Whichever method you choose, consistency is more important than the method itself. Switching approaches midway or giving in on some nights but not others sends mixed signals and draws the process out.
Sleep Regressions Are Temporary
Even babies who have been sleeping well will hit rough patches. The most common regressions happen around 4 months (when the circadian rhythm is maturing), 8 to 9 months (separation anxiety and new mobility skills like crawling and pulling up), and 12 months (walking and the transition from two naps to one). During these phases, babies who previously slept through the night may suddenly start waking again.

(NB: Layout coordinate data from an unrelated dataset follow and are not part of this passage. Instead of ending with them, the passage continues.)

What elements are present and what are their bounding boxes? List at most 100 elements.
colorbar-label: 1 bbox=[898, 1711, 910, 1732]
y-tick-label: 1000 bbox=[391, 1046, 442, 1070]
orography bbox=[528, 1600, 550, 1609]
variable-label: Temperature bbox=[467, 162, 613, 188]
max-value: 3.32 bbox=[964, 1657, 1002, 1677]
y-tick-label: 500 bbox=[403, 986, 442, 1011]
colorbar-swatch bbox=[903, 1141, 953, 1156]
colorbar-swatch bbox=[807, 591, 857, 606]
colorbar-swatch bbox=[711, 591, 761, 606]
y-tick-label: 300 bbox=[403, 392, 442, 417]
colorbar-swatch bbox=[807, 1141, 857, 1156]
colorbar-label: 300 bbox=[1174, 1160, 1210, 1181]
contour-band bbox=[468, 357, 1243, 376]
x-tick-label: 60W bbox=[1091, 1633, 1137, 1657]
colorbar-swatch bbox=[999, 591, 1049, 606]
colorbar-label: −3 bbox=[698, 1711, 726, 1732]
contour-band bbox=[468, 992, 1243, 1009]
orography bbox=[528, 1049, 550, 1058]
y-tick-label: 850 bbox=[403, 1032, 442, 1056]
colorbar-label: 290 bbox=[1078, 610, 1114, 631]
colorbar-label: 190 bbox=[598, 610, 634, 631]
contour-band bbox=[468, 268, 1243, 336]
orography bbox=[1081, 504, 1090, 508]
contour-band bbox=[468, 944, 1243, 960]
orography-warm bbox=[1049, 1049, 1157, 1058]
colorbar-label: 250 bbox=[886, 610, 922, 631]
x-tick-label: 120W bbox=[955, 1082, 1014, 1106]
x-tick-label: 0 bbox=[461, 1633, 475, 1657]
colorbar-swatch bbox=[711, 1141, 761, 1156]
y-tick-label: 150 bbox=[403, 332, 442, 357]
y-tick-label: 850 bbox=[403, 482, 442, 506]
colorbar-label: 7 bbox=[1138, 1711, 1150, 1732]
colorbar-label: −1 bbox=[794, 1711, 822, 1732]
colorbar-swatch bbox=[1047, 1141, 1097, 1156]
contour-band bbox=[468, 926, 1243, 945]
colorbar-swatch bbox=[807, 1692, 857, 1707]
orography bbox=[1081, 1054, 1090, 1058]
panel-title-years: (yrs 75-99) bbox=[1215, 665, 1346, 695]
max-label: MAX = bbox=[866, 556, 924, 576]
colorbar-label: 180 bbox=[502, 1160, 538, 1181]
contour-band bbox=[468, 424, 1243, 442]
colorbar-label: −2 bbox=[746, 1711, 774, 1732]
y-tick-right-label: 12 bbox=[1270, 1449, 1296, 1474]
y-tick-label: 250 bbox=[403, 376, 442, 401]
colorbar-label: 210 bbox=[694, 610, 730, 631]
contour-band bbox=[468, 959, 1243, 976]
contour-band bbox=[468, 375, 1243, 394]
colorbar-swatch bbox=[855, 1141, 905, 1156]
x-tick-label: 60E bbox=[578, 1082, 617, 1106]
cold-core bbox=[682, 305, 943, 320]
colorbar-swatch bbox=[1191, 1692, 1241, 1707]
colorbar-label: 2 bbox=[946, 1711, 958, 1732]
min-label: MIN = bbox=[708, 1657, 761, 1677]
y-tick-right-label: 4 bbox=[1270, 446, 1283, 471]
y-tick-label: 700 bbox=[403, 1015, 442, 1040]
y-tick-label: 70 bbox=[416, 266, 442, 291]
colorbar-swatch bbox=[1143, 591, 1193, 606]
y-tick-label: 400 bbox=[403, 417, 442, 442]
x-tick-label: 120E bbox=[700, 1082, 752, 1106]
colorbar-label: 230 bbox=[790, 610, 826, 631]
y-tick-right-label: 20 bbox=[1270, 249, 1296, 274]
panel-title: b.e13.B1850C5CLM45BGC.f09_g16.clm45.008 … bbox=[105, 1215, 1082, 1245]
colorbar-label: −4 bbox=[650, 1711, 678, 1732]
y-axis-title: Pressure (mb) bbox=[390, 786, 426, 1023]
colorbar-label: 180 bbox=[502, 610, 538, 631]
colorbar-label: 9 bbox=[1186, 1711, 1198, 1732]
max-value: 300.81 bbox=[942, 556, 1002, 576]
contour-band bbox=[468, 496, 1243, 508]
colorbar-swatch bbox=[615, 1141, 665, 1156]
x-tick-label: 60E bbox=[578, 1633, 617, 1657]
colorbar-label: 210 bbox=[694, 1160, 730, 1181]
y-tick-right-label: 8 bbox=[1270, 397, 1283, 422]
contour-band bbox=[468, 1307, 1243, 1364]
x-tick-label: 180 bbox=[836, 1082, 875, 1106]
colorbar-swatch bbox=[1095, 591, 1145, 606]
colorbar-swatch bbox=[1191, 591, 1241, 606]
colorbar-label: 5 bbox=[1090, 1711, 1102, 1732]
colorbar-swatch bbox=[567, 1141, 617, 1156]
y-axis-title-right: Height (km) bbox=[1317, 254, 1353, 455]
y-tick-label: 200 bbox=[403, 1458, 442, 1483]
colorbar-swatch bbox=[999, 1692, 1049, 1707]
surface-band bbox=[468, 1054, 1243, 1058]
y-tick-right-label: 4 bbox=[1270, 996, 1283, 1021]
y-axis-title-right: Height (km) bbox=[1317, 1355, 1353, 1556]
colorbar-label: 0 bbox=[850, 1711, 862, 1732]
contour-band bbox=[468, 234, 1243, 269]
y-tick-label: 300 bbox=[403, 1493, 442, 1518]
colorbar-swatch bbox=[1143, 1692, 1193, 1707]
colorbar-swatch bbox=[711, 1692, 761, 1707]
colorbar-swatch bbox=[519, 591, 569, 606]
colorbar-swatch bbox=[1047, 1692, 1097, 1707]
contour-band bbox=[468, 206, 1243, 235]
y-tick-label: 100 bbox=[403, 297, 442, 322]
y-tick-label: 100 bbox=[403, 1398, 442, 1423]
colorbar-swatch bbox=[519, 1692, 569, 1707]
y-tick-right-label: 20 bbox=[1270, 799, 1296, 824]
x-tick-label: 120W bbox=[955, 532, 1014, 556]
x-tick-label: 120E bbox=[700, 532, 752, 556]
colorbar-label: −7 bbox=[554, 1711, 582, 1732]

Regressions typically last two to four weeks. The best strategy is to stay as consistent as possible with your existing routine. Offer comfort when needed, but try not to introduce new sleep associations (like bringing them into your bed or rocking them to sleep again) that you’ll later need to undo. Babies who practiced a new motor skill obsessively during the day tend to settle faster at night once the novelty wears off.
Putting It All Together
The order of operations matters. Start by optimizing the sleep environment and daytime schedule, since these lay the groundwork for everything else. Next, establish a bedtime routine that ends with your baby going into the crib awake. If your baby is old enough and you’re still dealing with frequent wakings after a week or two of consistent routines, choose a sleep training method and commit to it for at least five to seven nights before evaluating whether it’s working. Most healthy babies over 6 months are physiologically capable of sleeping 10 to 12 hours overnight without a feed. Getting there is less about any single trick and more about layering the right conditions together and staying the course.